Minimal dict, null/empty fields omitted — the smallest is {src, t}.

WorldStateNode

Bases: Node

Assemble a WorldState snapshot from the frame's tracks and store it on frame.user[key], so the state channel flows through the same composable pipeline as events. Read it off frame.user or via Pipeline.run_states().

YoloDetector

Bases: Pipeable

Optional Ultralytics YOLO adapter. pip install trio-retina[yolo].

Loads any Ultralytics weights — YOLOv5/8/9/10/11/12, YOLO-World, RT-DETR — so swapping models is just a different weights string. Not imported unless you instantiate it, so the base package stays light.

Zone dataclass

A polygonal region of interest.

scaled(size)

The polygon in pixel coords. For a normalized zone, multiply by the frame size; compute this once per frame and reuse across objects.

ZoneRule

Bases: _RuleBase

zone.enter on entry, zone.exit on departure, zone.dwell once a track has stayed dwell_s seconds inside (fires once per visit).

exit_grace_s keeps a track logically inside until it has been out-of-zone or absent for that long (rides out detection blips / id flicker without a spurious exit; the exit dur is measured to the last frame seen inside). anchor picks the body-point tested against the polygon: center (default, the centroid), feet (bottom-center of bbox), or head (top-center).

event_f1(pred, ref, **kw)

Precision / recall / F1 between predicted and reference events.

load_schema()

The formal JSON Schema (draft 2020-12) for retina.event.

match_events(pred, ref, *, time_tol=2.0, keys=('type', 'zone', 'dir'))

Greedy nearest-in-time matching. Returns (tp, fp, fn).

A predicted event matches an unused reference event with identical keys and the smallest |t_pred - t_ref| within time_tol.

register_node(type_name, builder)

Register a custom node type for declarative from_json workflows.

The registry is a module global, so a registration is process-wide.

sample_events()

Return a filesystem path to the bundled sample retina.event JSONL.

The file ships inside the package (retina/_assets/sample_events.jsonl), so this works offline the instant the wheel is installed — no network, no licensing risk. It is the five-event synthetic dock scene from retina demo (count threshold → zone enter → dwell → line cross → exit), handy for trying the event format, validate(), or the CLI::

retina validate "$(python -c 'import retina; print(retina.sample_events())')"

Returns the path as a str. The path is stable for the life of the process; treat the file as read-only (it lives inside the install).

sample_video(*, force=False)

Return a path to a small sample video clip, cached per-user.

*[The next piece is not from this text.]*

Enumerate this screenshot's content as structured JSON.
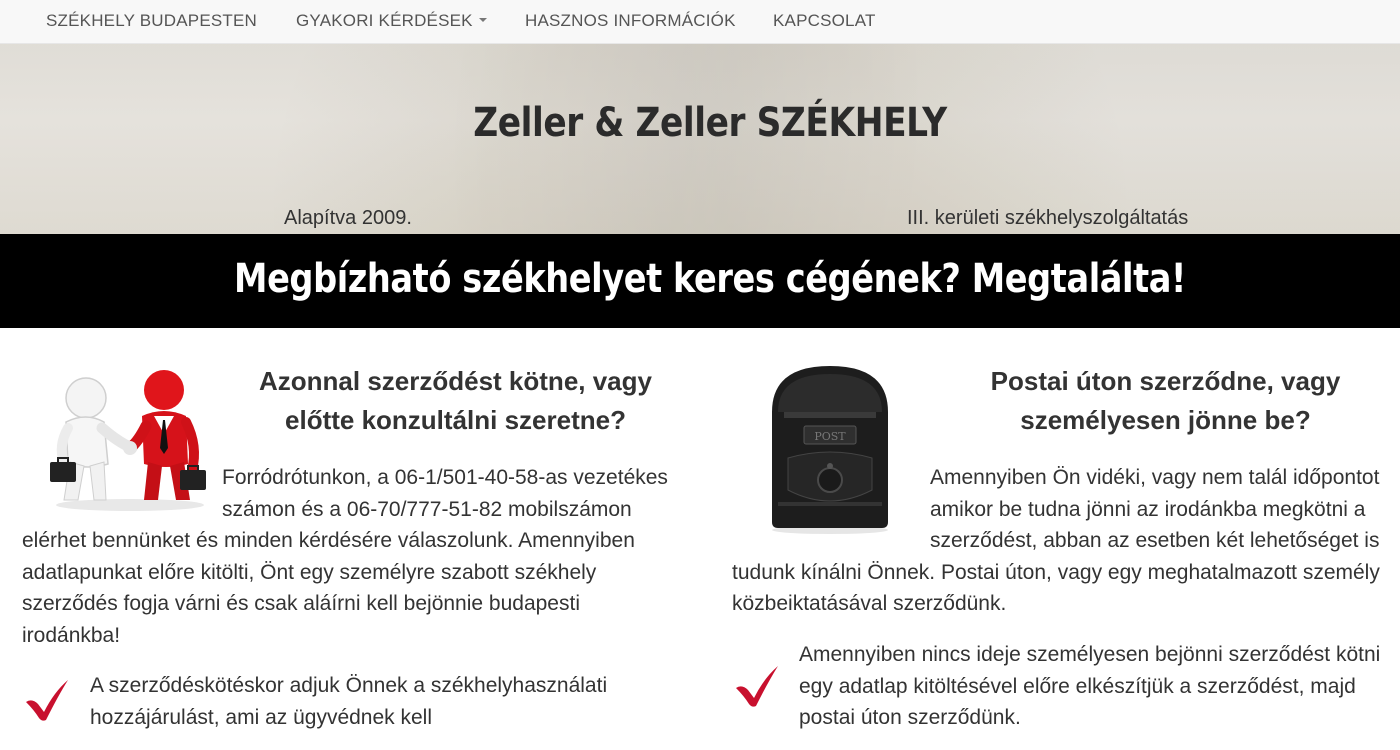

What this is. A synthetic clip — deterministic moving shapes (a couple of coloured rectangles drifting across a dark background) — generated once with OpenCV and cached under ~/.cache/trio-retina/. It exists to exercise the video-source plumbing end to end with zero network and zero third-party-footage licensing risk: video_frames(retina.sample_video()), retina run workflow.json "$(... sample_video ...)", frame striding, EOF handling, and so on.

What this is NOT. It is not real-world footage, so a real object detector (YoloDetector) will find no people/vehicles in it — there are none. For the YOLO-on-real-footage path, point Retina at your own clip (video_frames("your.mp4")); the synthetic clip only verifies the wiring.

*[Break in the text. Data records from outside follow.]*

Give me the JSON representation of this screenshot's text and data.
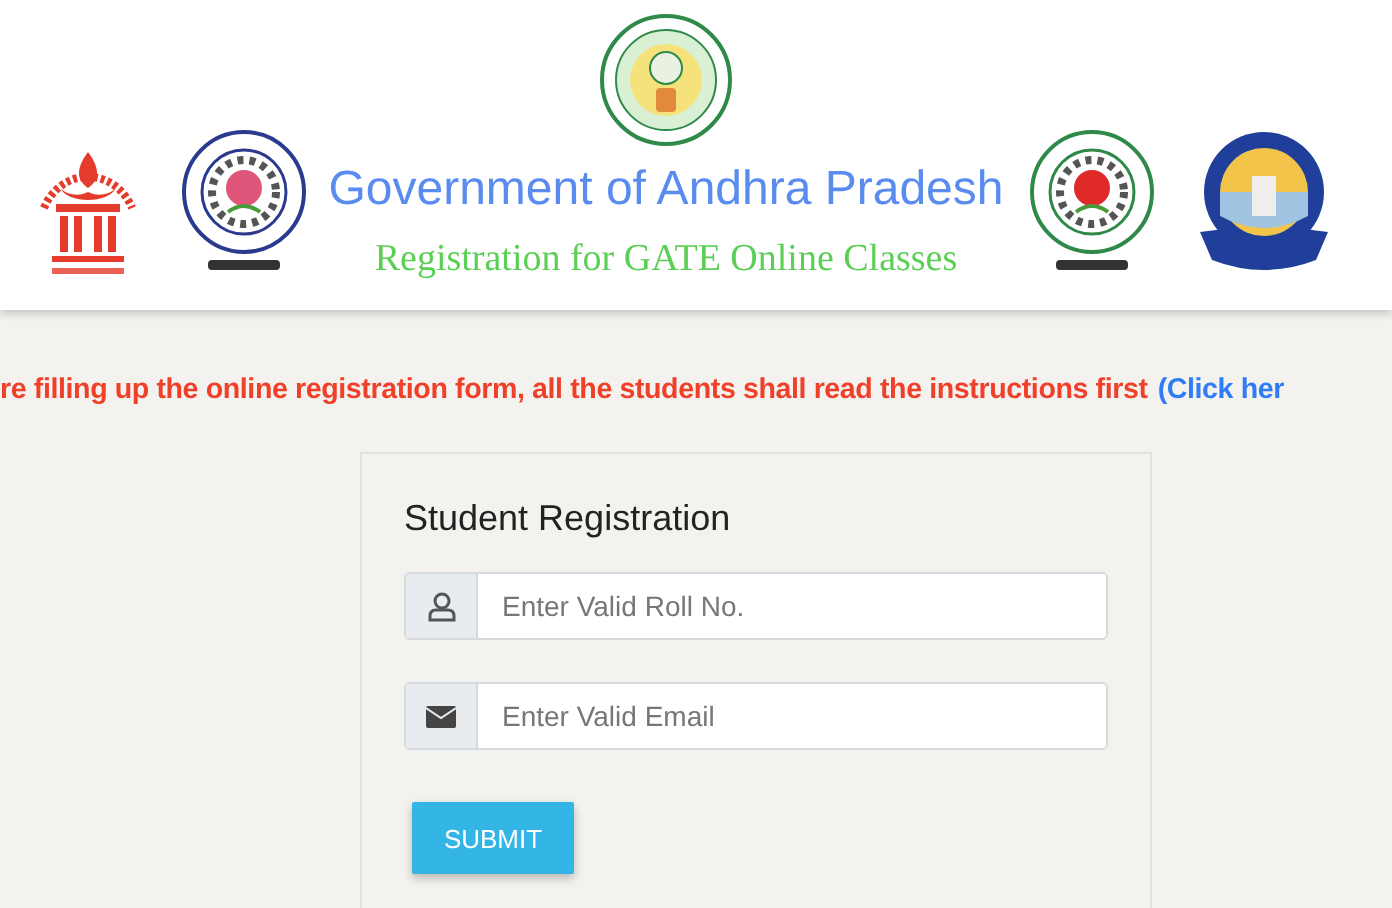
{
  "header": {
    "title": "Government of Andhra Pradesh",
    "subtitle": "Registration for GATE Online Classes"
  },
  "notice": {
    "text": "re filling up the online registration form, all the students shall read the instructions first",
    "link": "(Click her"
  },
  "form": {
    "title": "Student Registration",
    "fields": [
      {
        "kind": "user",
        "placeholder": "Enter Valid Roll No."
      },
      {
        "kind": "email",
        "placeholder": "Enter Valid Email"
      }
    ],
    "submit": "SUBMIT"
  }
}
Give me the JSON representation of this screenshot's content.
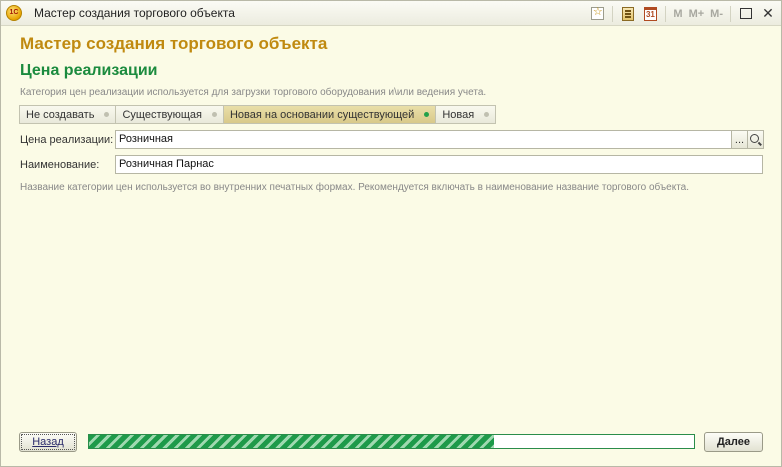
{
  "window": {
    "title": "Мастер создания торгового объекта",
    "app_icon_text": "1С",
    "toolbar": {
      "icons": [
        "favorite-icon",
        "calculator-icon",
        "calendar-icon"
      ],
      "calendar_day": "31",
      "memory_buttons": [
        "M",
        "M+",
        "M-"
      ]
    }
  },
  "form": {
    "header": "Мастер создания торгового объекта",
    "section_title": "Цена реализации",
    "description": "Категория цен реализации используется для загрузки торгового оборудования и\\или ведения учета.",
    "switcher": {
      "items": [
        {
          "label": "Не создавать",
          "active": false
        },
        {
          "label": "Существующая",
          "active": false
        },
        {
          "label": "Новая на основании существующей",
          "active": true
        },
        {
          "label": "Новая",
          "active": false
        }
      ]
    },
    "price_field": {
      "label": "Цена реализации:",
      "value": "Розничная",
      "select_button": "..."
    },
    "name_field": {
      "label": "Наименование:",
      "value": "Розничная Парнас"
    },
    "hint": "Название категории цен  используется во внутренних печатных формах. Рекомендуется включать в наименование название торгового объекта."
  },
  "footer": {
    "back_label": "Назад",
    "next_label": "Далее",
    "progress": 0.67
  }
}
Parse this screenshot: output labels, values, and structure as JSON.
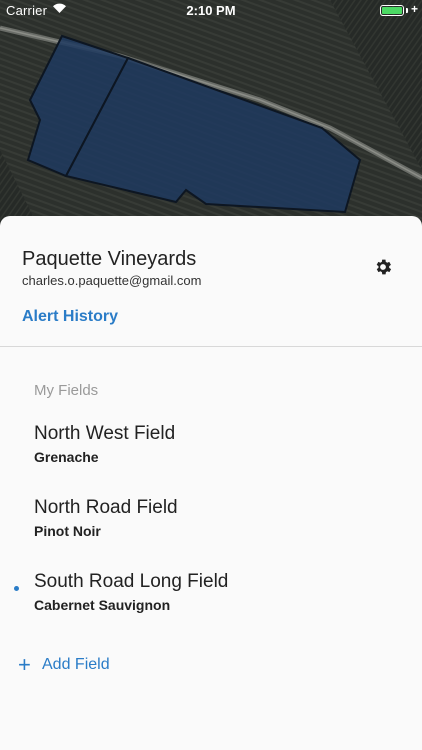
{
  "status_bar": {
    "carrier": "Carrier",
    "time": "2:10 PM",
    "charging_symbol": "+"
  },
  "account": {
    "name": "Paquette Vineyards",
    "email": "charles.o.paquette@gmail.com"
  },
  "links": {
    "alert_history": "Alert History"
  },
  "fields_section": {
    "title": "My Fields",
    "fields": [
      {
        "name": "North West Field",
        "variety": "Grenache",
        "selected": false
      },
      {
        "name": "North Road Field",
        "variety": "Pinot Noir",
        "selected": false
      },
      {
        "name": "South Road Long Field",
        "variety": "Cabernet Sauvignon",
        "selected": true
      }
    ]
  },
  "add_field": {
    "plus": "+",
    "label": "Add Field"
  },
  "colors": {
    "accent": "#2a7cc7",
    "battery": "#4cd964",
    "field_overlay": "#1e3a5f"
  },
  "icons": [
    "wifi-icon",
    "battery-icon",
    "gear-icon",
    "plus-icon"
  ]
}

Writing the clip needs OpenCV (the [video] extra). The first call writes and caches it; later calls return the cached path immediately. Pass force=True to regenerate.

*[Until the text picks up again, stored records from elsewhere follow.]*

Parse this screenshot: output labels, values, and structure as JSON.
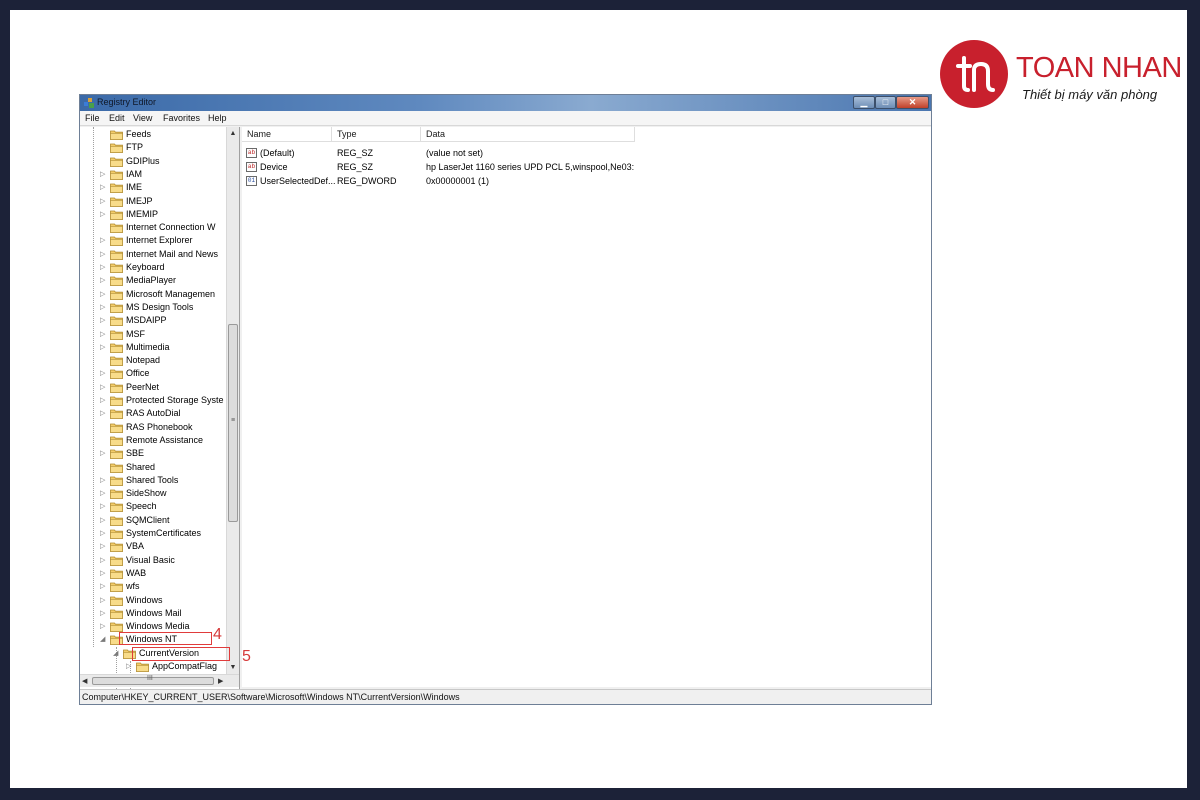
{
  "brand": {
    "name": "TOAN NHAN",
    "tagline": "Thiết bị máy văn phòng",
    "color": "#c8202d",
    "icon": "tn-monogram-logo"
  },
  "window": {
    "title": "Registry Editor",
    "icon": "registry-editor-icon",
    "controls": {
      "minimize": "minimize-icon",
      "maximize": "maximize-icon",
      "close": "close-icon"
    }
  },
  "menu": [
    "File",
    "Edit",
    "View",
    "Favorites",
    "Help"
  ],
  "tree": {
    "items": [
      {
        "label": "Feeds",
        "expandable": false
      },
      {
        "label": "FTP",
        "expandable": false
      },
      {
        "label": "GDIPlus",
        "expandable": false
      },
      {
        "label": "IAM",
        "expandable": true
      },
      {
        "label": "IME",
        "expandable": true
      },
      {
        "label": "IMEJP",
        "expandable": true
      },
      {
        "label": "IMEMIP",
        "expandable": true
      },
      {
        "label": "Internet Connection W",
        "expandable": false
      },
      {
        "label": "Internet Explorer",
        "expandable": true
      },
      {
        "label": "Internet Mail and News",
        "expandable": true
      },
      {
        "label": "Keyboard",
        "expandable": true
      },
      {
        "label": "MediaPlayer",
        "expandable": true
      },
      {
        "label": "Microsoft Managemen",
        "expandable": true
      },
      {
        "label": "MS Design Tools",
        "expandable": true
      },
      {
        "label": "MSDAIPP",
        "expandable": true
      },
      {
        "label": "MSF",
        "expandable": true
      },
      {
        "label": "Multimedia",
        "expandable": true
      },
      {
        "label": "Notepad",
        "expandable": false
      },
      {
        "label": "Office",
        "expandable": true
      },
      {
        "label": "PeerNet",
        "expandable": true
      },
      {
        "label": "Protected Storage Syste",
        "expandable": true
      },
      {
        "label": "RAS AutoDial",
        "expandable": true
      },
      {
        "label": "RAS Phonebook",
        "expandable": false
      },
      {
        "label": "Remote Assistance",
        "expandable": false
      },
      {
        "label": "SBE",
        "expandable": true
      },
      {
        "label": "Shared",
        "expandable": false
      },
      {
        "label": "Shared Tools",
        "expandable": true
      },
      {
        "label": "SideShow",
        "expandable": true
      },
      {
        "label": "Speech",
        "expandable": true
      },
      {
        "label": "SQMClient",
        "expandable": true
      },
      {
        "label": "SystemCertificates",
        "expandable": true
      },
      {
        "label": "VBA",
        "expandable": true
      },
      {
        "label": "Visual Basic",
        "expandable": true
      },
      {
        "label": "WAB",
        "expandable": true
      },
      {
        "label": "wfs",
        "expandable": true
      },
      {
        "label": "Windows",
        "expandable": true
      },
      {
        "label": "Windows Mail",
        "expandable": true
      },
      {
        "label": "Windows Media",
        "expandable": true
      },
      {
        "label": "Windows NT",
        "expandable": true,
        "expanded": true,
        "annotation": "4"
      },
      {
        "label": "CurrentVersion",
        "expandable": true,
        "expanded": true,
        "selected": true,
        "annotation": "5",
        "level": 1
      },
      {
        "label": "AppCompatFlag",
        "expandable": true,
        "level": 2
      }
    ]
  },
  "list": {
    "columns": [
      "Name",
      "Type",
      "Data"
    ],
    "rows": [
      {
        "name": "(Default)",
        "type": "REG_SZ",
        "data": "(value not set)",
        "icon": "ab"
      },
      {
        "name": "Device",
        "type": "REG_SZ",
        "data": "hp LaserJet 1160 series UPD PCL 5,winspool,Ne03:",
        "icon": "ab"
      },
      {
        "name": "UserSelectedDef...",
        "type": "REG_DWORD",
        "data": "0x00000001 (1)",
        "icon": "dword"
      }
    ]
  },
  "status": "Computer\\HKEY_CURRENT_USER\\Software\\Microsoft\\Windows NT\\CurrentVersion\\Windows",
  "annotations": {
    "box4": "4",
    "box5": "5",
    "color": "#e03b3b"
  }
}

Raises RuntimeError with a clear [video] hint if OpenCV is missing and the clip is not already cached.

to_jsonl(events, path)

Write events to a JSONL file. Returns the count written.

to_node(x)

Coerce a step into a Node: pass Nodes through, auto-wrap pipeable domain objects (detector/tracker/rule/sink) via their to_node().

validate(event)

Return a list of problems (empty = valid). Accepts an Event or a dict.